My children’s costumes began before they were born: We received an adorable and warm cat costume as a baby shower gift from a couple with four cats. At 8 months, my son wore it to the day-care party on Oct. 31, sat for photos with the other kids, and then spit up all over it. The wonderful day-care provider washed and dried it for us so he could wear it that night as he helped us give out candy to the seven children who rang our doorbell. Maybe those early-years costumes are more for us? (We deserve it.)

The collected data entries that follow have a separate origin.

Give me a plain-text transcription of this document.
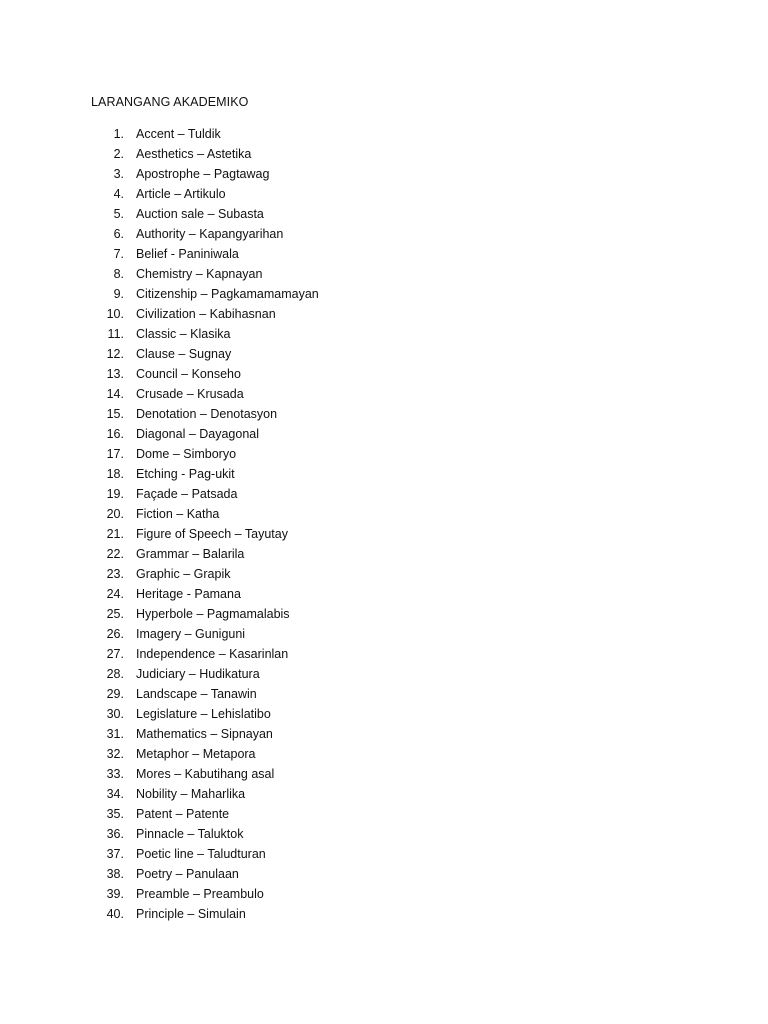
LARANGANG AKADEMIKO
1. Accent – Tuldik
2. Aesthetics – Astetika
3. Apostrophe – Pagtawag
4. Article – Artikulo
5. Auction sale – Subasta
6. Authority – Kapangyarihan
7. Belief - Paniniwala
8. Chemistry – Kapnayan
9. Citizenship – Pagkamamamayan
10. Civilization – Kabihasnan
11. Classic – Klasika
12. Clause – Sugnay
13. Council – Konseho
14. Crusade – Krusada
15. Denotation – Denotasyon
16. Diagonal – Dayagonal
17. Dome – Simboryo
18. Etching - Pag-ukit
19. Façade – Patsada
20. Fiction – Katha
21. Figure of Speech – Tayutay
22. Grammar – Balarila
23. Graphic – Grapik
24. Heritage - Pamana
25. Hyperbole – Pagmamalabis
26. Imagery – Guniguni
27. Independence – Kasarinlan
28. Judiciary – Hudikatura
29. Landscape – Tanawin
30. Legislature – Lehislatibo
31. Mathematics – Sipnayan
32. Metaphor – Metapora
33. Mores – Kabutihang asal
34. Nobility – Maharlika
35. Patent – Patente
36. Pinnacle – Taluktok
37. Poetic line – Taludturan
38. Poetry – Panulaan
39. Preamble – Preambulo
40. Principle – Simulain
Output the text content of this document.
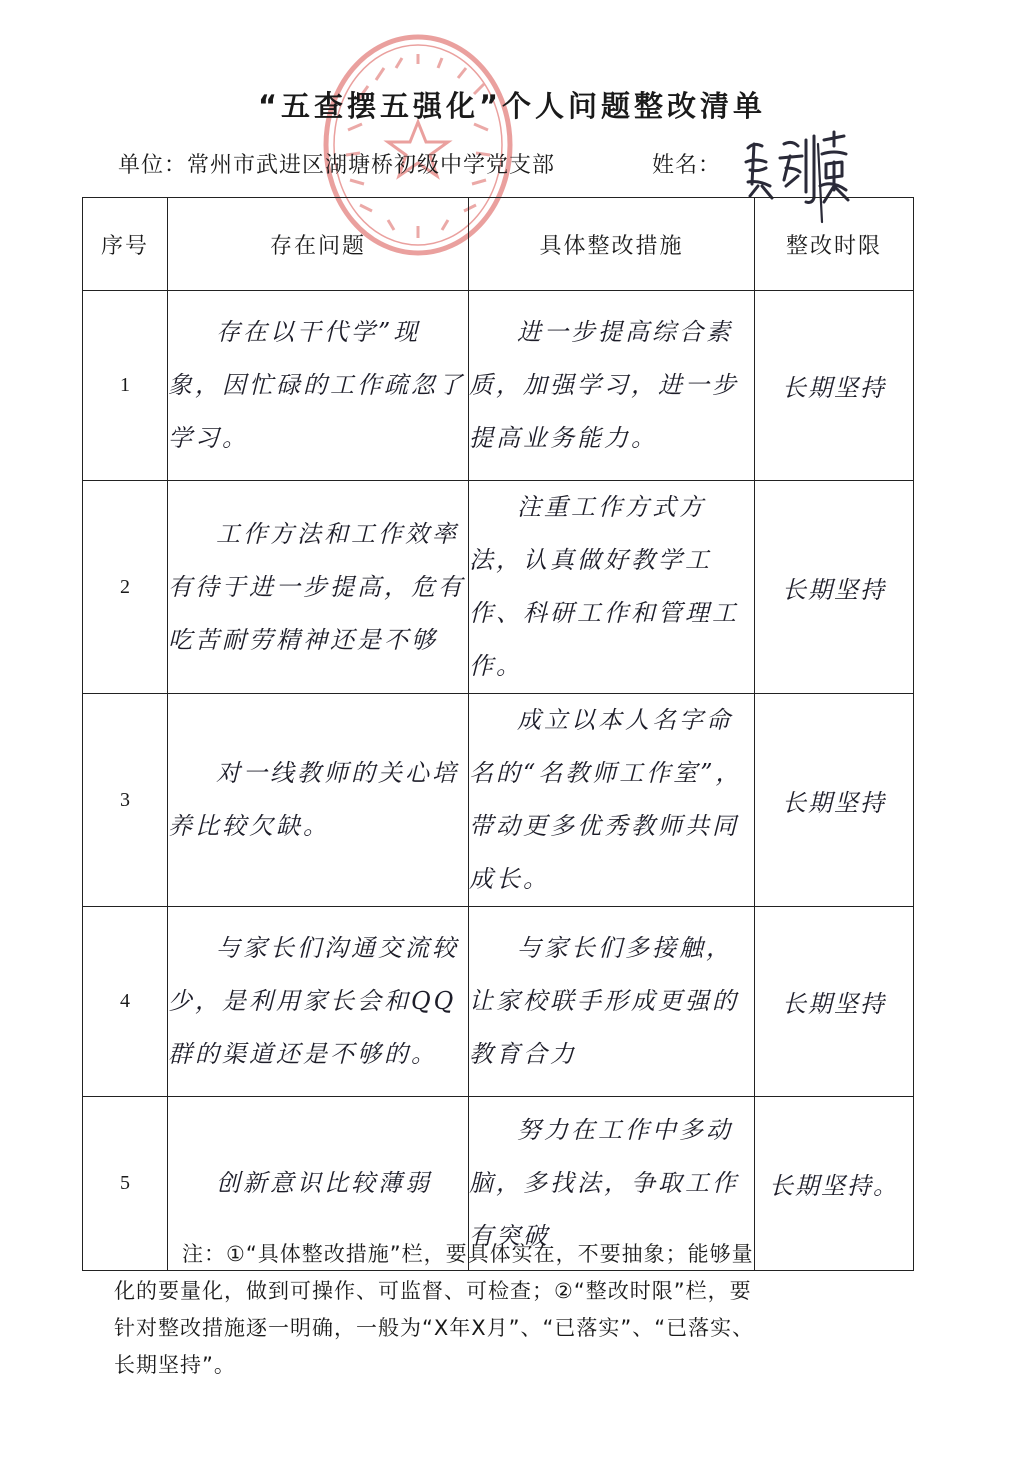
“五查摆五强化”个人问题整改清单
单位：常州市武进区湖塘桥初级中学党支部	姓名：
序号	存在问题	具体整改措施	整改时限
1	存在以干代学”现象，因忙碌的工作疏忽了学习。	进一步提高综合素质，加强学习，进一步提高业务能力。	长期坚持
2	工作方法和工作效率有待于进一步提高，危有吃苦耐劳精神还是不够	注重工作方式方法，认真做好教学工作、科研工作和管理工作。	长期坚持
3	对一线教师的关心培养比较欠缺。	成立以本人名字命名的“名教师工作室”，带动更多优秀教师共同成长。	长期坚持
4	与家长们沟通交流较少，是利用家长会和QQ群的渠道还是不够的。	与家长们多接触，让家校联手形成更强的教育合力	长期坚持
5	创新意识比较薄弱	努力在工作中多动脑，多找法，争取工作有突破	长期坚持。

注：①“具体整改措施”栏，要具体实在，不要抽象；能够量

化的要量化，做到可操作、可监督、可检查；②“整改时限”栏，要

针对整改措施逐一明确，一般为“X年X月”、“已落实”、“已落实、

长期坚持”。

The next year I learned that resale shops are some of the best places to look for Halloween costumes. I splurged and spent $10 for another cat costume (New With Tags, as they say on eBay) from the resale shop. This one was white with a pink belly and the most irresistible button on the chest. When you pushed it, it meowed. My then-6-month-old daughter didn’t mind it, and my son and I loved it. I say “splurged” because we already had a costume for her. One of my sisters sent an adorable duck costume. The photo from a moms-and-children group gathering on Halloween of my daughter in that duck costume, sitting in my lap, is still one of our family favorites. At night, she wore the cat costume.
Where are those costumes now? Well, a few went back to the resale shop and even more moved out and into someone else’s house. Hand-me-down or hand-me-over costumes are the best kind in my book. Someone else has tried them and loved them, and now it’s another child’s turn. My mother-in-law picked up a gorgeous peach Colonial-style gown for $6 at a church sale several years ago.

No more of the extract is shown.